Prometheus, a Cloud Native Computing Foundation project, is a systems and service monitoring system. It collects metrics from configured targets at given intervals, evaluates rule expressions, displays the results, and can trigger alerts when specified conditions are observed.
The features that distinguish Prometheus from other metrics and monitoring systems are:
- A multi-dimensional data model (time series defined by metric name and set of key/value dimensions)
- PromQL, a powerful and flexible query language to leverage this dimensionality
- No dependency on distributed storage; single server nodes are autonomous
- An HTTP pull model for time series collection
- Pushing time series is supported via an intermediary gateway for batch jobs
- Targets are discovered via service discovery or static configuration
- Multiple modes of graphing and dashboarding support
- Support for hierarchical and horizontal federation
Architecture overview
Install
There are various ways of installing Prometheus.
Precompiled binaries
Precompiled binaries for released versions are available in the download section on prometheus.io. Using the latest production release binary is the recommended way of installing Prometheus. See the Installing chapter in the documentation for all the details.
Docker images
Docker images are available on Quay.io or Docker Hub.
You can launch a Prometheus container for trying it out with
docker run --name prometheus -d -p 127.0.0.1:9090:9090 prom/prometheus
Prometheus will now be reachable at http://localhost:9090/.
Building from source
To build Prometheus from source code, You need:
- Go: Version specified in go.mod or greater.
- NodeJS: Version specified in .nvmrc or greater.
- npm: Version 10 or greater (check with
npm --versionand here).
Start by cloning the repository:
git clone https://github.com/prometheus/prometheus.git
cd prometheus
You can use the go tool to build and install the prometheus
and promtool binaries into your GOPATH:
go install github.com/prometheus/prometheus/cmd/...
prometheus --config.file=your_config.yml
However, when using go install to build Prometheus, Prometheus will expect to be able to
read its web assets from local filesystem directories under web/ui/static.

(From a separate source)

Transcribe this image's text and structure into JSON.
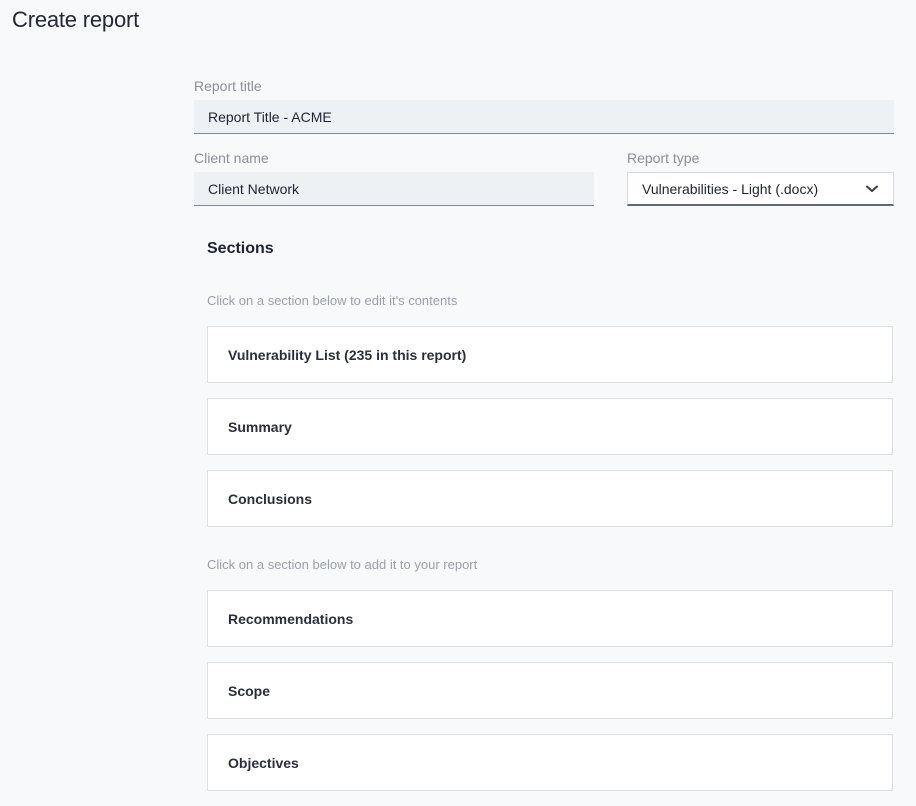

In order for
these assets to be found, you will have to run Prometheus from the root of the cloned
repository. Note also that this directory does not include the React UI unless it has been
built explicitly using make assets or make build.

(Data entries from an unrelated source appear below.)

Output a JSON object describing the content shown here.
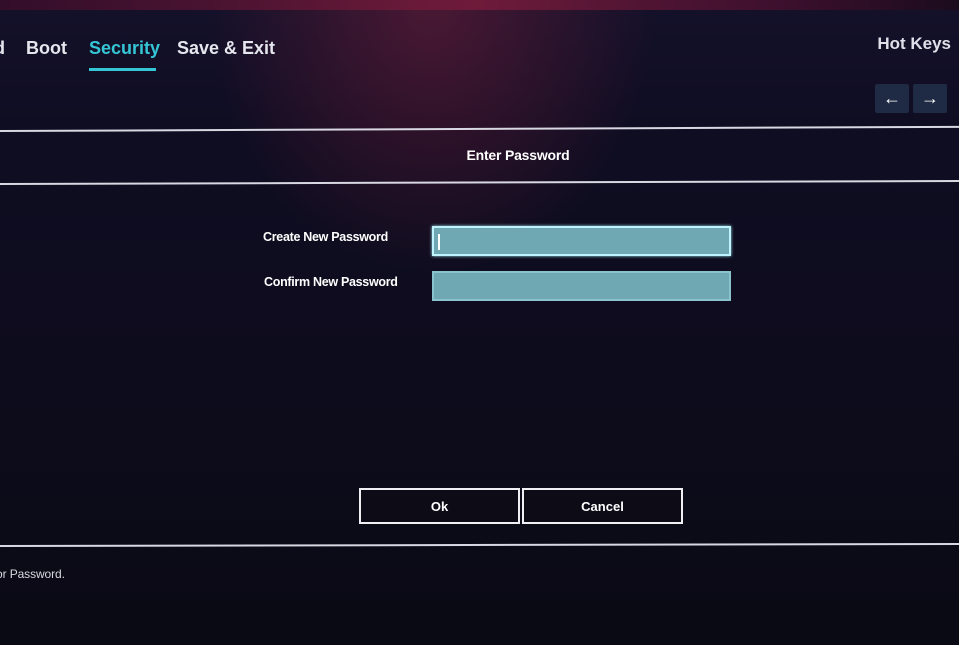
{
  "header": {
    "tabs": [
      {
        "label": "d"
      },
      {
        "label": "Boot"
      },
      {
        "label": "Security",
        "active": true
      },
      {
        "label": "Save & Exit"
      }
    ],
    "hot_keys_label": "Hot Keys",
    "nav_arrows": {
      "left": "←",
      "right": "→"
    }
  },
  "dialog": {
    "title": "Enter Password",
    "fields": [
      {
        "label": "Create New Password",
        "value": "",
        "focused": true
      },
      {
        "label": "Confirm New Password",
        "value": ""
      }
    ],
    "buttons": {
      "ok": "Ok",
      "cancel": "Cancel"
    }
  },
  "footer": {
    "help_text": "or Password."
  },
  "colors": {
    "accent": "#35c6d6",
    "input_fill": "#6fa8b2",
    "background": "#0d0c1c"
  }
}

An example of the above configuration file can be found here.
You can also build using make build, which will compile in the web assets so that
Prometheus can be run from anywhere:
make build
./prometheus --config.file=your_config.yml
The Makefile provides several targets:
- build: build the
prometheusandpromtoolbinaries (includes building and compiling in web assets) - test: run the tests
- test-short: run the short tests
- format: format the source code
- vet: check the source code for common errors
- assets: build the React UI
Service discovery plugins
Prometheus is bundled with many service discovery plugins. You can customize which service discoveries are included in your build using Go build tags.
To exclude service discoveries when building with make build, add the desired
tags to the .promu.yml file under build.tags.all:
build:
tags:
all:
- netgo
- builtinassets
- remove_all_sd # Exclude all optional SDs
- enable_kubernetes_sd # Re-enable only kubernetes
Then run make build as usual. Alternatively, when using go build directly:
go build -tags "remove_all_sd,enable_kubernetes_sd" ./cmd/prometheus
Available build tags:
remove_all_sd- Exclude all optional service discoveries (keeps file_sd, static_sd, and http_sd)enable_<name>_sd- Re-enable a specific SD when usingremove_all_sd
If you add out-of-tree plugins, which we do not endorse at the moment,
additional steps might be needed to adjust the go.mod and go.sum files. As
always, be extra careful when loading third party code.
Building the Docker image
You can build a docker image locally with the following commands:
make promu
promu crossbuild -p linux/amd64
make npm_licenses
make common-docker-amd64
The make docker target is intended only for use in our CI system and will not
produce a fully working image when run locally.
Using Prometheus as a Go Library
Remote Write
We are publishing our Remote Write protobuf independently at buf.build.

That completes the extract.